Uma jornada musical intensa e urbana
"Feixe de fogo" mantém o pulso quente característico de trabalhos anteriores de Buhr, como "Selvática" (2015) e "Desmanche" (2019), reforçando sua assinatura única como compositora. Com onze músicas autorais, sendo dez compostas solitariamente pela artista, o álbum se destaca por explorar questões existenciais de uma artista em trânsito na selva das cidades. A faixa-título, "Feixe de fogo", abre o disco com versos como "Eu corro em cima da brasa acesa / No medo onde ninguém mergulha", acompanhada por guitarras incandescentes de Arto Lindsay, Fernando Catatau e Rami Freitas, criando um clima fervente que define o tom da obra.
A produção musical foi orquestrada por Buhr em parceria com o multi-instrumentista Rami Freitas, resultando em um som urbano e cru que reflete a vivência da artista. Em "Voaria", Buhr canta "Busco motivos nas ruas entupidas de carro / Esvaziadas de gente / Como quem procura raízes", em versos confessionais pontuados pelos metais orquestrados pelo maestro Ubiratan Marques. Já "Anzol" traz uma energia roqueira com uma poética altiva, como nos versos "Não me diga o que fazer com meu espaço / Ele se cria pela minha mão".
Diversidade sonora e colaborações especiais
O cancioneiro de "Feixe de fogo" extrapola rótulos e gêneros, mantendo a homogeneidade na potência dos timbres, da poética e do canto de Buhr. O álbum inclui desde faixas que esboçam DR, como "70 cigarros", gravada com a cantora trans Moon Kenzo, até um xote como "Oxê", que evoca o passado de Buhr nos grupos de maracatu Estrela Brilhante e Piaba de Ouro.

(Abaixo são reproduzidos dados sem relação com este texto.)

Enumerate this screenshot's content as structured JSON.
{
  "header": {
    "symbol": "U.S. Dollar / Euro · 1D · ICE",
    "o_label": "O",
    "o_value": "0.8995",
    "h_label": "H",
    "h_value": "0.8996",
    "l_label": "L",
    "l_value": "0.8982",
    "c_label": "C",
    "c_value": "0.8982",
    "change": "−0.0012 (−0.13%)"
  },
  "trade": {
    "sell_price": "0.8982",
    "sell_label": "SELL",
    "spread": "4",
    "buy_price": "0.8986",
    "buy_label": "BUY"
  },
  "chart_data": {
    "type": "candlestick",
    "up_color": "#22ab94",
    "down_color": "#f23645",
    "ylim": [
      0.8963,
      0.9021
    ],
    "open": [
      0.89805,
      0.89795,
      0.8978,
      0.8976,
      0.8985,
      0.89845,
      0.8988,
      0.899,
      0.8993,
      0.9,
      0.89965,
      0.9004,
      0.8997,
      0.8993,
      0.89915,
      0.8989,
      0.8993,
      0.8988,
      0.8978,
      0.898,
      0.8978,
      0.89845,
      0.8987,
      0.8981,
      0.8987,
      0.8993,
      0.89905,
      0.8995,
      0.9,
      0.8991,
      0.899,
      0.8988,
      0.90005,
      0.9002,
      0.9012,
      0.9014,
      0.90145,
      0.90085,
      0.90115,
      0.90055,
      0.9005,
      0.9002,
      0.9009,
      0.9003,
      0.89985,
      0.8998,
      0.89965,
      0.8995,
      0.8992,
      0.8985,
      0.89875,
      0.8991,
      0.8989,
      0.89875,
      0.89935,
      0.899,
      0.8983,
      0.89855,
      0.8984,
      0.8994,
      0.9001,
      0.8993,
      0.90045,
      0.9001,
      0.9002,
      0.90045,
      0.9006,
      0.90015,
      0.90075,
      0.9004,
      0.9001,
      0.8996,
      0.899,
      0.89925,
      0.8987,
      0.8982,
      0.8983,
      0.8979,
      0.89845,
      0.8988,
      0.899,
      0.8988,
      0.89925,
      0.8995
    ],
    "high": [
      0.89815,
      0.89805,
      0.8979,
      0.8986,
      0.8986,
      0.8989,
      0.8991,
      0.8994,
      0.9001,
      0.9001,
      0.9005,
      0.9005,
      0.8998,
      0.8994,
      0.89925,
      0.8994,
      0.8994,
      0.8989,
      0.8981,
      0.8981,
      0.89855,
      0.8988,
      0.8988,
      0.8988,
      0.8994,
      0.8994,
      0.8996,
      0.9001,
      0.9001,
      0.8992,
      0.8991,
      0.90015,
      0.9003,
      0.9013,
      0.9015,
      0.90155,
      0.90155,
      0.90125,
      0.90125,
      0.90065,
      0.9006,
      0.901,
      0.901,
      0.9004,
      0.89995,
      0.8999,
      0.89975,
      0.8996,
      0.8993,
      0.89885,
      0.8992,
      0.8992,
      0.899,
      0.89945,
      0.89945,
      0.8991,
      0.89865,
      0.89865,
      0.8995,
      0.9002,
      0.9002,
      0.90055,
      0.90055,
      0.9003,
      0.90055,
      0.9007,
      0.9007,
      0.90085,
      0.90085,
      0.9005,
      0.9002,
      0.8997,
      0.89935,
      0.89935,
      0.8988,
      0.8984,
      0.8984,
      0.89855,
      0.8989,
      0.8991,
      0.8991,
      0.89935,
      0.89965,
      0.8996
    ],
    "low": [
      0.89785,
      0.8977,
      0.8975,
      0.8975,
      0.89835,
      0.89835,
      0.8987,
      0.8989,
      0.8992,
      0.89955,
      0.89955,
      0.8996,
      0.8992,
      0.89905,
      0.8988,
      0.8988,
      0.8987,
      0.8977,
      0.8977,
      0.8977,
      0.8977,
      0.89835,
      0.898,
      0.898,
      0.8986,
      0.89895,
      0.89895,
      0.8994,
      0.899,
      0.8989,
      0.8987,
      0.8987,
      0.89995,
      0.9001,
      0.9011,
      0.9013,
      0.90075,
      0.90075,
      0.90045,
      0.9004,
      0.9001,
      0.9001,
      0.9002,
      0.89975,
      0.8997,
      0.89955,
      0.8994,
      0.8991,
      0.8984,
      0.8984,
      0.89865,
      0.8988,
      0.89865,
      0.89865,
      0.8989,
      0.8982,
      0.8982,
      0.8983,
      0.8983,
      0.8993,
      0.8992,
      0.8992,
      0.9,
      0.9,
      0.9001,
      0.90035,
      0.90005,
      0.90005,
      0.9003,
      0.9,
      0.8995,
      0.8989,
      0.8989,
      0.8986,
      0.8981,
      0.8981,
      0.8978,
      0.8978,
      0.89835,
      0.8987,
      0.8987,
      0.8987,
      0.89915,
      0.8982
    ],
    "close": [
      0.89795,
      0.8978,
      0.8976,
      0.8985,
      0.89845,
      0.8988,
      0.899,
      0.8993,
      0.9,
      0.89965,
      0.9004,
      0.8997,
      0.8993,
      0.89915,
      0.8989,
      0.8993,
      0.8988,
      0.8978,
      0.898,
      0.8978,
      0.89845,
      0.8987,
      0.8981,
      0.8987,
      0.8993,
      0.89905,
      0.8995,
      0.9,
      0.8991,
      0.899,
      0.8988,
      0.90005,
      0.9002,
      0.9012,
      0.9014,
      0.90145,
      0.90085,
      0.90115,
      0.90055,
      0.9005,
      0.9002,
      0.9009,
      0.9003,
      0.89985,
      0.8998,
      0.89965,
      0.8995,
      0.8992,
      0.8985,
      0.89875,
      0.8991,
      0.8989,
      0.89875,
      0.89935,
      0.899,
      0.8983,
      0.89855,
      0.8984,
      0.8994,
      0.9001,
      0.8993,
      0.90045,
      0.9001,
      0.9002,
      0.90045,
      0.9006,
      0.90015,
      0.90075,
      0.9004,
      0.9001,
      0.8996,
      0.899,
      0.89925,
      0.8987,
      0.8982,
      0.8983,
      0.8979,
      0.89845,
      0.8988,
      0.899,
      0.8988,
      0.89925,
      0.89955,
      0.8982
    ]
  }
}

Nesta última, Buhr toca triângulo e conta com a participação de Josyara e Negadeza, reforçando suas raízes percussivas.
Outras faixas notáveis incluem:
- "Chão frio", com guitarras rascantes de Edgard Scandurra e Régis Damasceno.

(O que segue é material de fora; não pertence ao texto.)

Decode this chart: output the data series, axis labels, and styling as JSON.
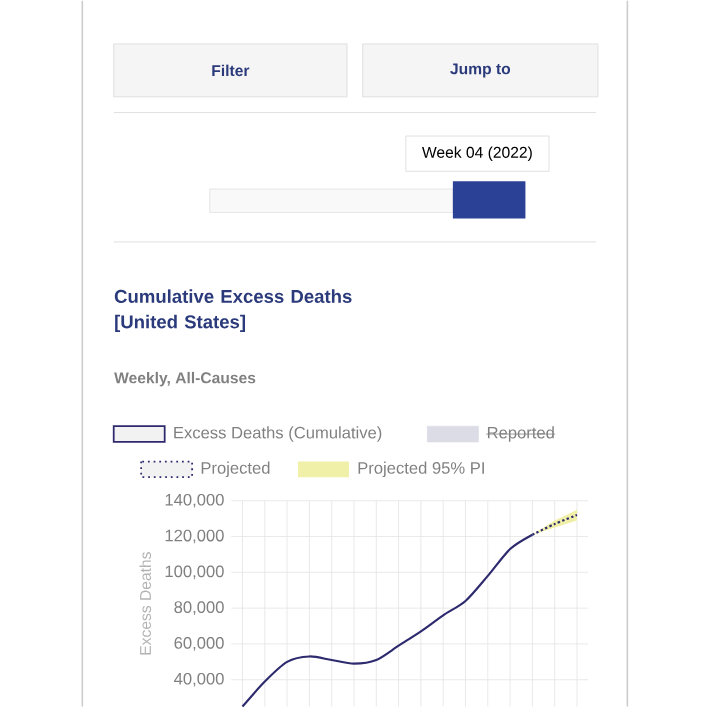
{
  "chart_data": {
    "type": "line",
    "title": "Cumulative Excess Deaths [United States]",
    "subtitle": "Weekly, All-Causes",
    "ylabel": "Excess Deaths",
    "annotations": [
      "Filter",
      "Jump to",
      "Week 04 (2022)"
    ],
    "categories": [
      null,
      null,
      null,
      null,
      null,
      null,
      null,
      null,
      null,
      null,
      null,
      null,
      null,
      null,
      null,
      null
    ],
    "series": [
      {
        "name": "Excess Deaths (Cumulative)",
        "color": "#2d2a6e",
        "line_style": "solid",
        "values": [
          25000,
          39000,
          50000,
          53000,
          51000,
          49000,
          51000,
          59000,
          67000,
          76000,
          84000,
          98000,
          113000,
          121000,
          null,
          null
        ]
      },
      {
        "name": "Reported",
        "color": "#dcdce6",
        "line_style": "solid",
        "values": [
          null,
          null,
          null,
          null,
          null,
          null,
          null,
          null,
          null,
          null,
          null,
          null,
          null,
          null,
          null,
          null
        ]
      },
      {
        "name": "Projected",
        "color": "#2d2a6e",
        "line_style": "dotted",
        "values": [
          null,
          null,
          null,
          null,
          null,
          null,
          null,
          null,
          null,
          null,
          null,
          null,
          null,
          121000,
          127000,
          132000
        ],
        "lower": [
          null,
          null,
          null,
          null,
          null,
          null,
          null,
          null,
          null,
          null,
          null,
          null,
          null,
          121000,
          125000,
          129000
        ],
        "upper": [
          null,
          null,
          null,
          null,
          null,
          null,
          null,
          null,
          null,
          null,
          null,
          null,
          null,
          121000,
          129000,
          135000
        ]
      },
      {
        "name": "Projected 95% PI",
        "type": "area",
        "color": "#f0f0a8",
        "values": [
          null,
          null,
          null,
          null,
          null,
          null,
          null,
          null,
          null,
          null,
          null,
          null,
          null,
          null,
          null,
          null
        ]
      }
    ],
    "ylim": [
      25000,
      140000
    ],
    "yticks": [
      {
        "value": 40000,
        "label": "40,000"
      },
      {
        "value": 60000,
        "label": "60,000"
      },
      {
        "value": 80000,
        "label": "80,000"
      },
      {
        "value": 100000,
        "label": "100,000"
      },
      {
        "value": 120000,
        "label": "120,000"
      },
      {
        "value": 140000,
        "label": "140,000"
      }
    ],
    "grid": true,
    "legend": "top",
    "marker": "none"
  }
}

- "Ânsia", single que anunciou oficialmente o álbum em 25 de março.
- "Seilasse", com a guitarra climática de Arto Lindsay, que versa sobre amor em decomposição: "O amor feito um morto no meio da sala / Velamos o que fomos um dia".
Em "Motor de agonia", Buhr sintetiza "Meu coração é um motor em agonia", em uma faixa de paradoxal leveza sonora onde ela toca congas. O álbum se encerra com "Desmotivacional", composta e gravada com o conterrâneo baiano Russo Passapusso, que reflete sobre erros do passado sem culpa ou arrependimentos.

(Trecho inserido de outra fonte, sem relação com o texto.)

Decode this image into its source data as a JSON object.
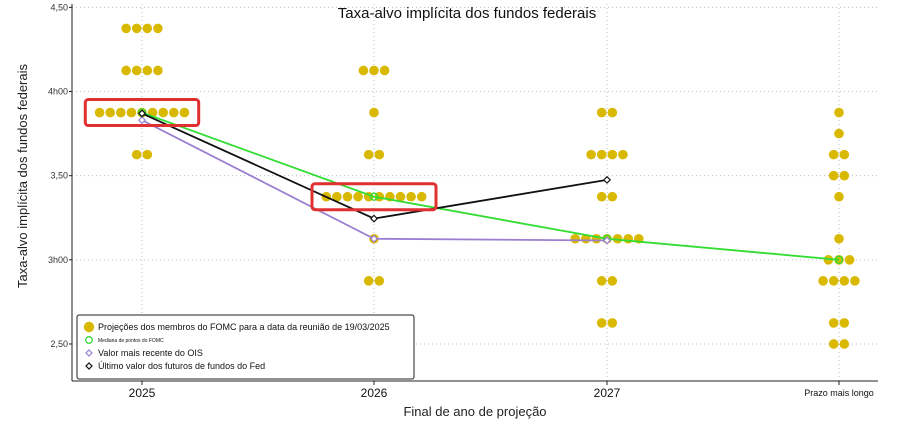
{
  "chart_data": {
    "type": "scatter",
    "title": "Taxa-alvo implícita dos fundos federais",
    "xlabel": "Final de ano de projeção",
    "ylabel": "Taxa-alvo implícita dos fundos federais",
    "categories": [
      "2025",
      "2026",
      "2027",
      "Prazo mais longo"
    ],
    "y_ticks": [
      {
        "value": 4.5,
        "label": "4,50"
      },
      {
        "value": 4.0,
        "label": "4h00"
      },
      {
        "value": 3.5,
        "label": "3,50"
      },
      {
        "value": 3.0,
        "label": "3h00"
      },
      {
        "value": 2.5,
        "label": "2,50"
      }
    ],
    "ylim": [
      2.28,
      4.52
    ],
    "grid": true,
    "legend_position": "bottom-left",
    "legend": [
      {
        "label": "Projeções dos membros do FOMC para a data da reunião de 19/03/2025",
        "marker": "dot",
        "color": "#d9b800"
      },
      {
        "label": "Mediana de pontos do FOMC",
        "marker": "circle",
        "color": "#33dd33"
      },
      {
        "label": "Valor mais recente do OIS",
        "marker": "diamond",
        "color": "#9a7fd1"
      },
      {
        "label": "Último valor dos futuros de fundos do Fed",
        "marker": "diamond",
        "color": "#111111"
      }
    ],
    "fomc_dots": [
      {
        "category": "2025",
        "counts": [
          {
            "rate": 4.375,
            "n": 4
          },
          {
            "rate": 4.125,
            "n": 4
          },
          {
            "rate": 3.875,
            "n": 9
          },
          {
            "rate": 3.625,
            "n": 2
          }
        ]
      },
      {
        "category": "2026",
        "counts": [
          {
            "rate": 4.125,
            "n": 3
          },
          {
            "rate": 3.875,
            "n": 1
          },
          {
            "rate": 3.625,
            "n": 2
          },
          {
            "rate": 3.375,
            "n": 10
          },
          {
            "rate": 3.125,
            "n": 1
          },
          {
            "rate": 2.875,
            "n": 2
          }
        ]
      },
      {
        "category": "2027",
        "counts": [
          {
            "rate": 3.875,
            "n": 2
          },
          {
            "rate": 3.625,
            "n": 4
          },
          {
            "rate": 3.375,
            "n": 2
          },
          {
            "rate": 3.125,
            "n": 7
          },
          {
            "rate": 2.875,
            "n": 2
          },
          {
            "rate": 2.625,
            "n": 2
          }
        ]
      },
      {
        "category": "Prazo mais longo",
        "counts": [
          {
            "rate": 3.875,
            "n": 1
          },
          {
            "rate": 3.75,
            "n": 1
          },
          {
            "rate": 3.625,
            "n": 2
          },
          {
            "rate": 3.5,
            "n": 2
          },
          {
            "rate": 3.375,
            "n": 1
          },
          {
            "rate": 3.125,
            "n": 1
          },
          {
            "rate": 3.0,
            "n": 3
          },
          {
            "rate": 2.875,
            "n": 4
          },
          {
            "rate": 2.625,
            "n": 2
          },
          {
            "rate": 2.5,
            "n": 2
          }
        ]
      }
    ],
    "series": [
      {
        "name": "Mediana de pontos do FOMC",
        "color": "#33dd33",
        "x": [
          "2025",
          "2026",
          "2027",
          "Prazo mais longo"
        ],
        "values": [
          3.875,
          3.375,
          3.125,
          3.0
        ]
      },
      {
        "name": "Valor mais recente do OIS",
        "color": "#9a7fd1",
        "x": [
          "2025",
          "2026",
          "2027"
        ],
        "values": [
          3.83,
          3.125,
          3.115
        ]
      },
      {
        "name": "Último valor dos futuros de fundos do Fed",
        "color": "#111111",
        "x": [
          "2025",
          "2026",
          "2027"
        ],
        "values": [
          3.87,
          3.245,
          3.475
        ]
      }
    ],
    "annotations": [
      {
        "type": "highlight-box",
        "category": "2025",
        "rate": 3.875,
        "color": "#e03030"
      },
      {
        "type": "highlight-box",
        "category": "2026",
        "rate": 3.375,
        "color": "#e03030"
      }
    ]
  }
}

Identidade artística e impacto cultural
"Feixe de fogo" não é apenas um novo capítulo na discografia de Buhr, mas também uma expressão de sua evolução pessoal e artística. Ao abandonar o prenome Karina, a artista se alinha com uma identidade não-binária, trazendo autenticidade e profundidade ao seu trabalho. O disco mantém acesa a brasa criativa de Buhr, explorando o fluxo urbano com uma poética afiada que solta faíscas a cada verso. Com colaborações diversificadas e uma produção cuidadosa, o álbum se afirma como uma obra significativa na música brasileira contemporânea, reforçando o lugar de Buhr como uma das vozes mais originais e potentes da cena atual.